LOLO is one of those brands that appears to exist only within the labyrinth of Japanese e-retail. You can usually spot it over on Strato, but its stark monochrome label reveals nothing of its heritage or ethos. The crucial thing to note is that they make shirts like this. And as the weather warms up, and dudes countrywide reach for their t-shirt with something inane printed on it, this here is what you need. A loose-cut, crisp, simple shirt, airy and cooling, neat and hazily formal. Let other guys rock last summer’s tees, tees that hug a little too close and broadcast their paunch. You wanna be in one of these. Yes, it’ll be physically comfortable. But it’ll also make you feel superior to other bros. Which, lets face it, is pretty much the only reason you’d buy a white shirt from the other side of the planet in the first place.
Ostencibly this piece is about being wide-cut and simple. But really, it murders because of that little button loop at the top. With this kind of popover you’d expect a few buttons, but here there’s barely one. That little button tab is everything. It’s the difference between merely existing and living – a florish that suggest the wearer inhabits a higher plane of taste.

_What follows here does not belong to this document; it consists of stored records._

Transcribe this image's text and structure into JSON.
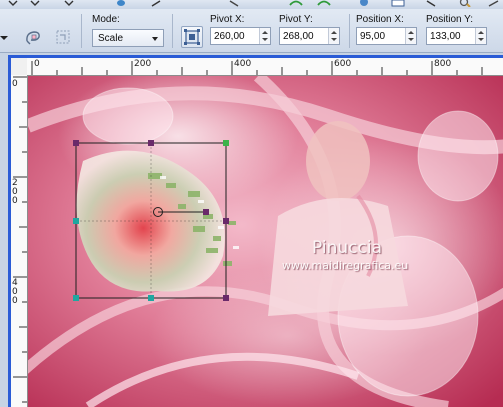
{
  "toolbar": {
    "mode_label": "Mode:",
    "mode_value": "Scale",
    "pivot_x_label": "Pivot X:",
    "pivot_x_value": "260,00",
    "pivot_y_label": "Pivot Y:",
    "pivot_y_value": "268,00",
    "position_x_label": "Position X:",
    "position_x_value": "95,00",
    "position_y_label": "Position Y:",
    "position_y_value": "133,00",
    "icons": [
      "lasso-pick-icon",
      "reset-pick-icon",
      "apply-icon",
      "mode-dropdown",
      "pivot-move-icon"
    ]
  },
  "ruler": {
    "horizontal": [
      "0",
      "200",
      "400",
      "600",
      "800"
    ],
    "vertical": [
      "0",
      "200",
      "400"
    ]
  },
  "canvas": {
    "watermark_title": "Pinuccia",
    "watermark_url": "www.maidiregrafica.eu",
    "colors": {
      "background_main": "#c43a5e",
      "background_light": "#f3b9c9",
      "selection_frame": "#1f1f1f",
      "handle_green": "#3cb34a",
      "handle_teal": "#1fa7a0",
      "handle_purple": "#6a2a6a",
      "frame_border": "#2a5bd6"
    }
  }
}
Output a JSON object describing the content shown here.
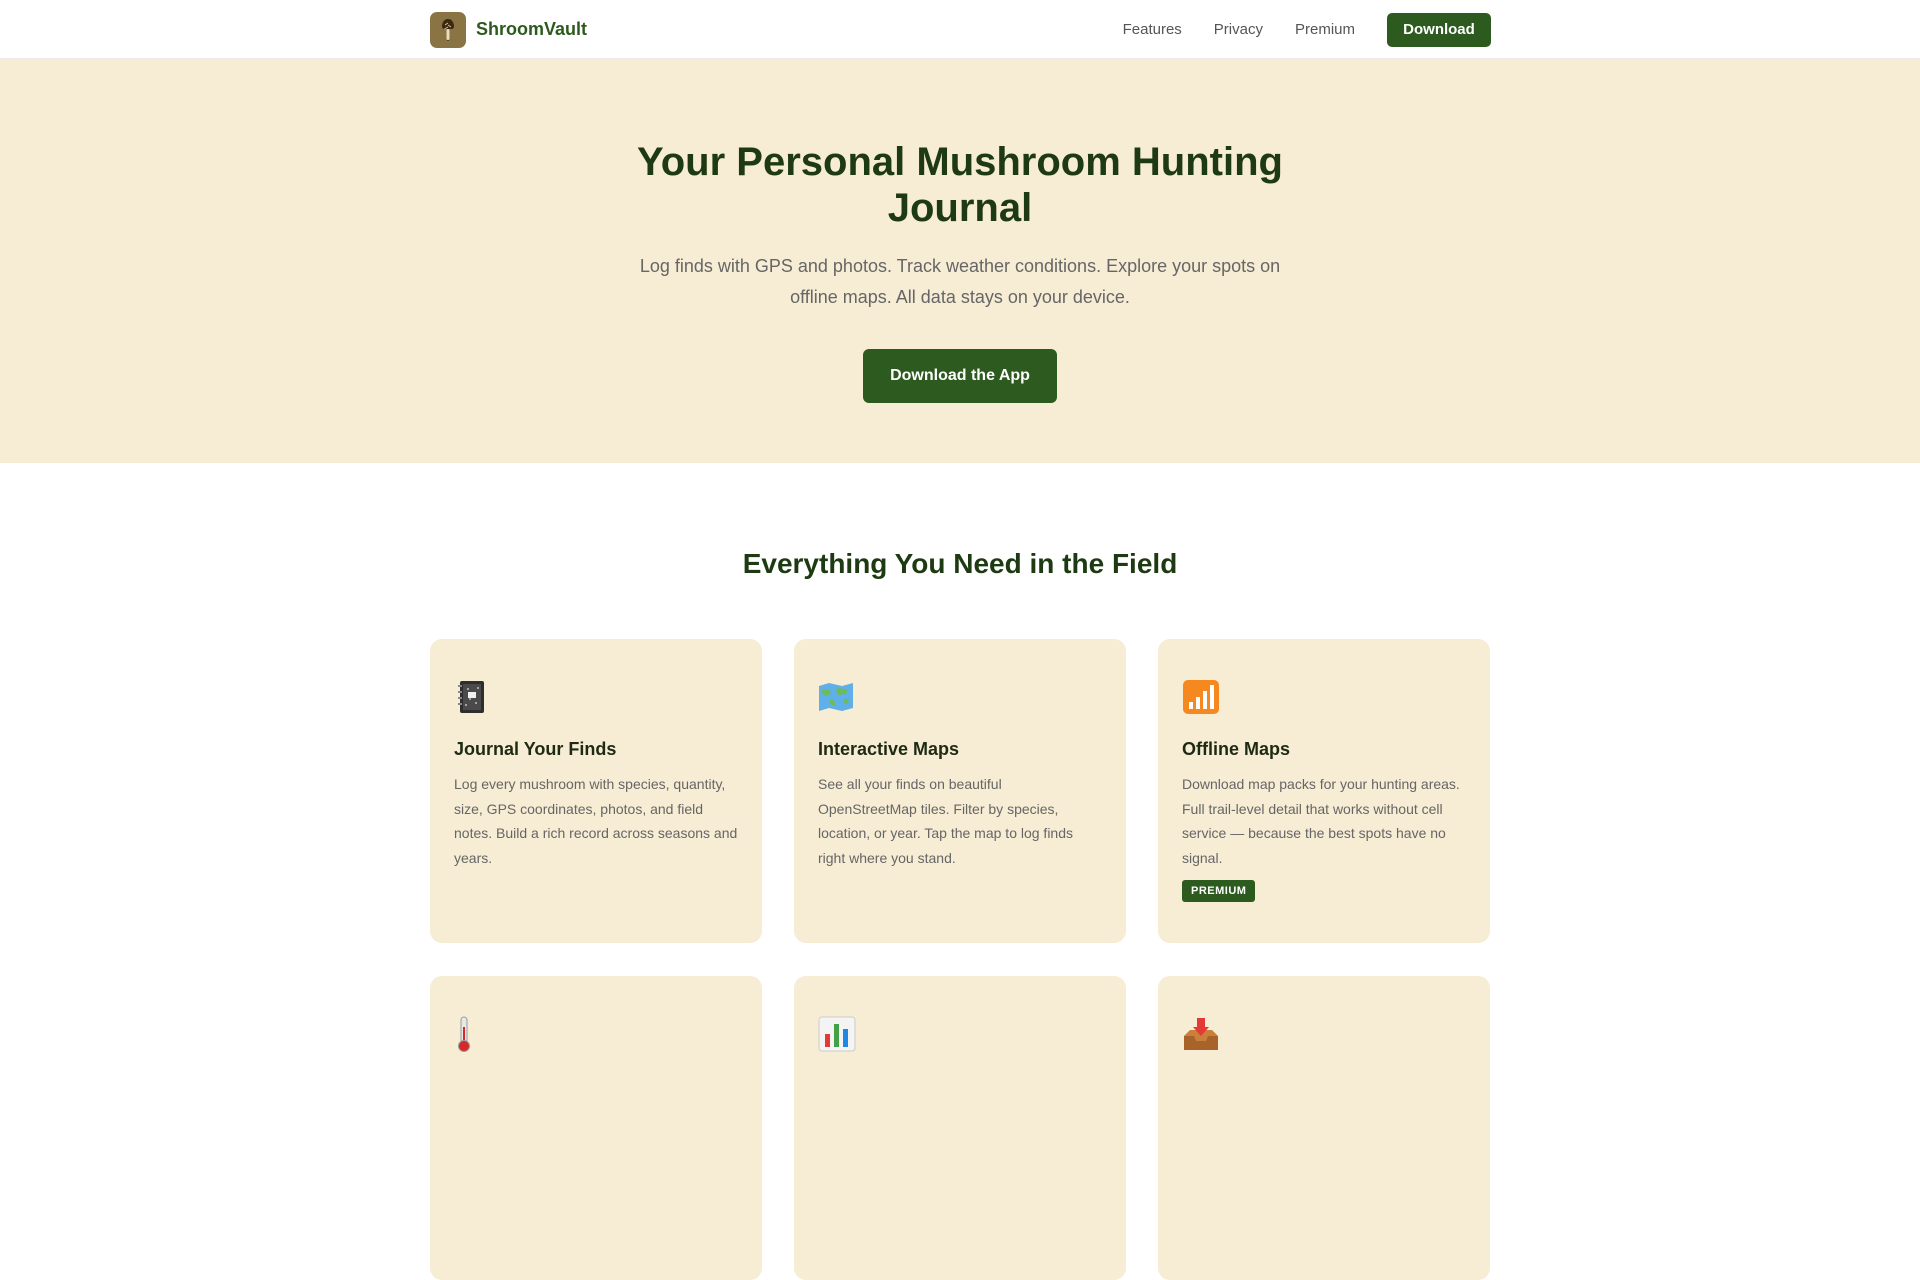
{
  "brand": {
    "name": "ShroomVault",
    "logo_icon": "mushroom-icon",
    "logo_color": "#8a7444"
  },
  "nav": {
    "links": [
      "Features",
      "Privacy",
      "Premium"
    ],
    "download_label": "Download"
  },
  "hero": {
    "title": "Your Personal Mushroom Hunting Journal",
    "subtitle": "Log finds with GPS and photos. Track weather conditions. Explore your spots on offline maps. All data stays on your device.",
    "cta_label": "Download the App",
    "background_color": "#f7ecd4"
  },
  "features": {
    "title": "Everything You Need in the Field",
    "cards": [
      {
        "icon": "notebook-icon",
        "title": "Journal Your Finds",
        "description": "Log every mushroom with species, quantity, size, GPS coordinates, photos, and field notes. Build a rich record across seasons and years.",
        "badge": ""
      },
      {
        "icon": "world-map-icon",
        "title": "Interactive Maps",
        "description": "See all your finds on beautiful OpenStreetMap tiles. Filter by species, location, or year. Tap the map to log finds right where you stand.",
        "badge": ""
      },
      {
        "icon": "signal-bars-icon",
        "title": "Offline Maps",
        "description": "Download map packs for your hunting areas. Full trail-level detail that works without cell service — because the best spots have no signal.",
        "badge": "PREMIUM"
      },
      {
        "icon": "thermometer-icon",
        "title": "",
        "description": "",
        "badge": ""
      },
      {
        "icon": "bar-chart-icon",
        "title": "",
        "description": "",
        "badge": ""
      },
      {
        "icon": "inbox-tray-icon",
        "title": "",
        "description": "",
        "badge": ""
      }
    ]
  },
  "colors": {
    "primary": "#2d5a1e",
    "heading": "#1e3a12",
    "cream": "#f7ecd4"
  }
}
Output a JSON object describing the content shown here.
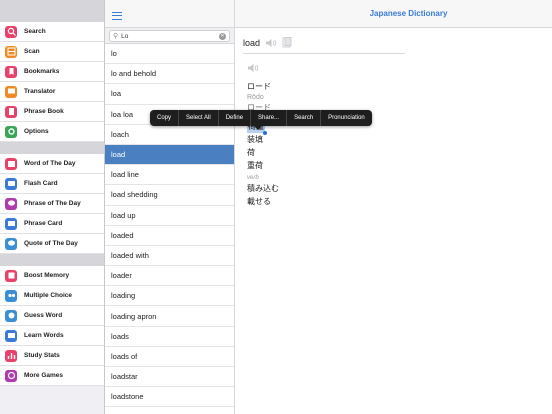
{
  "app": {
    "title": "Japanese Dictionary"
  },
  "sidebar": {
    "groups": [
      [
        {
          "label": "Search",
          "icon": "search-icon",
          "color": "#e8416a"
        },
        {
          "label": "Scan",
          "icon": "scan-icon",
          "color": "#f08a24"
        },
        {
          "label": "Bookmarks",
          "icon": "bookmarks-icon",
          "color": "#e8416a"
        },
        {
          "label": "Translator",
          "icon": "translator-icon",
          "color": "#f08a24"
        },
        {
          "label": "Phrase Book",
          "icon": "phrase-book-icon",
          "color": "#e8416a"
        },
        {
          "label": "Options",
          "icon": "gear-icon",
          "color": "#3aa655"
        }
      ],
      [
        {
          "label": "Word of The Day",
          "icon": "calendar-icon",
          "color": "#e8416a"
        },
        {
          "label": "Flash Card",
          "icon": "flash-card-icon",
          "color": "#3a7bd5"
        },
        {
          "label": "Phrase of The Day",
          "icon": "speech-bubble-icon",
          "color": "#b03ab0"
        },
        {
          "label": "Phrase Card",
          "icon": "phrase-card-icon",
          "color": "#3a7bd5"
        },
        {
          "label": "Quote of The Day",
          "icon": "quote-icon",
          "color": "#3a8fd5"
        }
      ],
      [
        {
          "label": "Boost Memory",
          "icon": "boost-memory-icon",
          "color": "#e8416a"
        },
        {
          "label": "Multiple Choice",
          "icon": "multiple-choice-icon",
          "color": "#3a8fd5"
        },
        {
          "label": "Guess Word",
          "icon": "guess-word-icon",
          "color": "#3a8fd5"
        },
        {
          "label": "Learn Words",
          "icon": "learn-words-icon",
          "color": "#3a7bd5"
        },
        {
          "label": "Study Stats",
          "icon": "stats-icon",
          "color": "#e8416a"
        },
        {
          "label": "More Games",
          "icon": "games-icon",
          "color": "#b03ab0"
        }
      ]
    ]
  },
  "search": {
    "value": "Lo"
  },
  "words": [
    "lo",
    "lo and behold",
    "loa",
    "loa loa",
    "loach",
    "load",
    "load line",
    "load shedding",
    "load up",
    "loaded",
    "loaded with",
    "loader",
    "loading",
    "loading apron",
    "loads",
    "loads of",
    "loadstar",
    "loadstone"
  ],
  "selected_index": 5,
  "detail": {
    "headword": "load",
    "katakana": "ロード",
    "romaji": "Rōdo",
    "strike": "ロード",
    "noun_label": "noun",
    "noun_words": [
      "荷重",
      "装填",
      "荷",
      "重荷"
    ],
    "verb_label": "verb",
    "verb_words": [
      "積み込む",
      "載せる"
    ]
  },
  "context_menu": [
    "Copy",
    "Select All",
    "Define",
    "Share...",
    "Search",
    "Pronunciation"
  ]
}
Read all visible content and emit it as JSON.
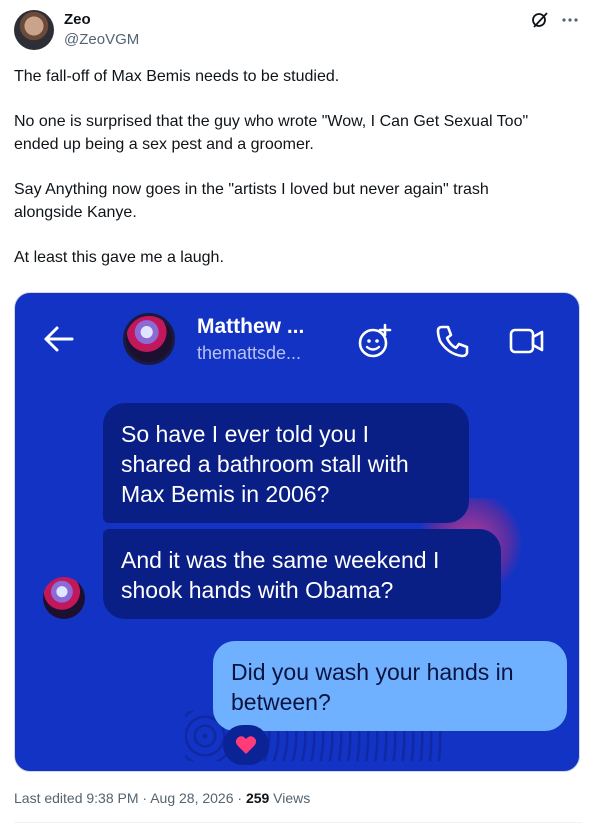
{
  "author": {
    "name": "Zeo",
    "handle": "@ZeoVGM"
  },
  "tweet": {
    "paragraphs": [
      "The fall-off of Max Bemis needs to be studied.",
      "No one is surprised that the guy who wrote \"Wow, I Can Get Sexual Too\"\nended up being a sex pest and a groomer.",
      "Say Anything now goes in the \"artists I loved but never again\" trash\nalongside Kanye.",
      "At least this gave me a laugh."
    ]
  },
  "media": {
    "chat": {
      "contact_name": "Matthew ...",
      "contact_handle": "themattsde...",
      "messages": [
        {
          "text": "So have I ever told you I\nshared a bathroom stall with\nMax Bemis in 2006?",
          "side": "received"
        },
        {
          "text": "And it was the same weekend I\nshook hands with Obama?",
          "side": "received"
        },
        {
          "text": "Did you wash your hands in\nbetween?",
          "side": "sent"
        }
      ],
      "reaction": "heart"
    }
  },
  "footer": {
    "edited": "Last edited 9:38 PM · Aug 28, 2026 · ",
    "views_count": "259",
    "views_label": " Views"
  },
  "icons": {
    "grok": "grok-icon",
    "more": "more-icon",
    "back": "back-arrow-icon",
    "emoji_add": "emoji-add-icon",
    "phone": "phone-icon",
    "video": "video-icon",
    "heart": "heart-icon"
  },
  "colors": {
    "chat_background": "#1233c4",
    "received_bubble": "#0a1f86",
    "sent_bubble": "#6fb1ff",
    "heart": "#ff3b78"
  }
}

A guy wearing this reads The New Yorker, not Buzzfeed. He eats Pipers Anglesey Sea Salt crisps not Space Raiders. And unless my entire life as been a colossal misjudgement, I would suggest there are few women alive who wouldn’t be attracted to a man in this shirt. A big statement yes. And one based on nothing more than the fact that I think that button loop looks cool. But come on, since when has a little fake news hurt anyone?